He filmed his request for help and the last moments of Davide Piampiano's life, who died during a wild boar hunt in the countryside of Assisi, the small video camera placed in the hat he was wearing.
And who also recorded what was said about what he had "done" by Piero Fabbri, 57, also on the hunt and now arrested by the carabinieri for voluntary homicide with possible malice.
According to the reconstruction of the investigators, Piampiano's death was not planned from the beginning and for this reason no motive has been hypothesized.
According to the investigations, Fabbri - according to ANSA - allegedly believed he had fired a 12-gauge rifle shot at a wild boar, which instead hit the young man in the chest.
So much so that the suspect was the first to reach him and - it emerges from the GoPro images - to accept his request for help while he was desperate for what was "done".
However, it was Fabbri's subsequent behavior that led to the hypothesis of voluntary homicide.
In fact, the man is accused of having tried to sidetrack the investigation by altering the state of the places, unloading the twenty-four-year-old's weapon, getting rid of his rifle and hunting jacket and above all "failing to call promptly" for help, notified after several minutes by another young man who was hunting and who had arrived in the meantime.

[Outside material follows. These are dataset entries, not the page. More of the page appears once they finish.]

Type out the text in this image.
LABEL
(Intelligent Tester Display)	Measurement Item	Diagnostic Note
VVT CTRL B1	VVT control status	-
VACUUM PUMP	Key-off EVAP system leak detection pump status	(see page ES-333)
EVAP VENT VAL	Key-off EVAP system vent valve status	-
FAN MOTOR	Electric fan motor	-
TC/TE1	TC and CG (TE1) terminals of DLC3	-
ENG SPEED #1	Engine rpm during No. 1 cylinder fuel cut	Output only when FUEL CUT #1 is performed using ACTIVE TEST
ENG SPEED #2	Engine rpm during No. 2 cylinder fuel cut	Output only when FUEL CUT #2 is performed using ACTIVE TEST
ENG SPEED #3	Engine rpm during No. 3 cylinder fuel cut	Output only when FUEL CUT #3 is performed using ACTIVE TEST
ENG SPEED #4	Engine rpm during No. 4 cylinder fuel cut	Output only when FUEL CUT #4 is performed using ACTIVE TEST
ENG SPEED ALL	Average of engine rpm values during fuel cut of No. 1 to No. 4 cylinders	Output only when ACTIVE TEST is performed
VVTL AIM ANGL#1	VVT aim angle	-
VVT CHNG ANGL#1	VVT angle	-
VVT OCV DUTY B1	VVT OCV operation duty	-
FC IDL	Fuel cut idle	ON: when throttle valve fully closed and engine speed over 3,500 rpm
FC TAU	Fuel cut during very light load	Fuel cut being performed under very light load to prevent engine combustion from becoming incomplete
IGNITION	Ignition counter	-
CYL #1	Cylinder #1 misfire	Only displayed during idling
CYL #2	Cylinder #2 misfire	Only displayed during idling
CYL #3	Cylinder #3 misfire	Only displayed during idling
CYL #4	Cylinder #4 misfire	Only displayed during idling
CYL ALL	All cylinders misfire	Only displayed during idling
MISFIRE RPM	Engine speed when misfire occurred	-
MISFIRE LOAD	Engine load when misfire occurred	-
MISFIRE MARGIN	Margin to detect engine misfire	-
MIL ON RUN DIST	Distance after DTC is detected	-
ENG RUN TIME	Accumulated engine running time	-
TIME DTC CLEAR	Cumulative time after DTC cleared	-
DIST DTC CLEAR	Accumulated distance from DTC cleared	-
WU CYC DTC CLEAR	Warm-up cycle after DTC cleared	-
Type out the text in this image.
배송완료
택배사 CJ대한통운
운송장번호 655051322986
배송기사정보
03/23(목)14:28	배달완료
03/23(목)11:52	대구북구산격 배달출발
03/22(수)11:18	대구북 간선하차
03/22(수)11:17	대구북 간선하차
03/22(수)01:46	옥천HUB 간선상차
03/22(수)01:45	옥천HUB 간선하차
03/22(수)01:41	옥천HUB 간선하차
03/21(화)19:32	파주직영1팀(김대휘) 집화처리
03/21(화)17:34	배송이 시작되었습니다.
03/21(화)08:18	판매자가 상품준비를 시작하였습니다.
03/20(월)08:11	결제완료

"This omissive behavior - explained the investigators, coordinated by the prosecutor Raffaele Cantone - made it possible to hypothesize the intentional hypothesis of homicide against the author of the shot, since he, with his choice not to immediately call for help, ascertained the risk that the affected person could die".
Among the elements that still need to be investigated, however, is the lethality of the blow that hit Piampiano.
That is, if any timely treatment could have saved his life.
However, it is not excluded that the Florence judiciary is called to deal with the investigation.
The victim's mother is in fact an honorary judge and therefore this automatically triggers the jurisdiction of the Tuscan investigators.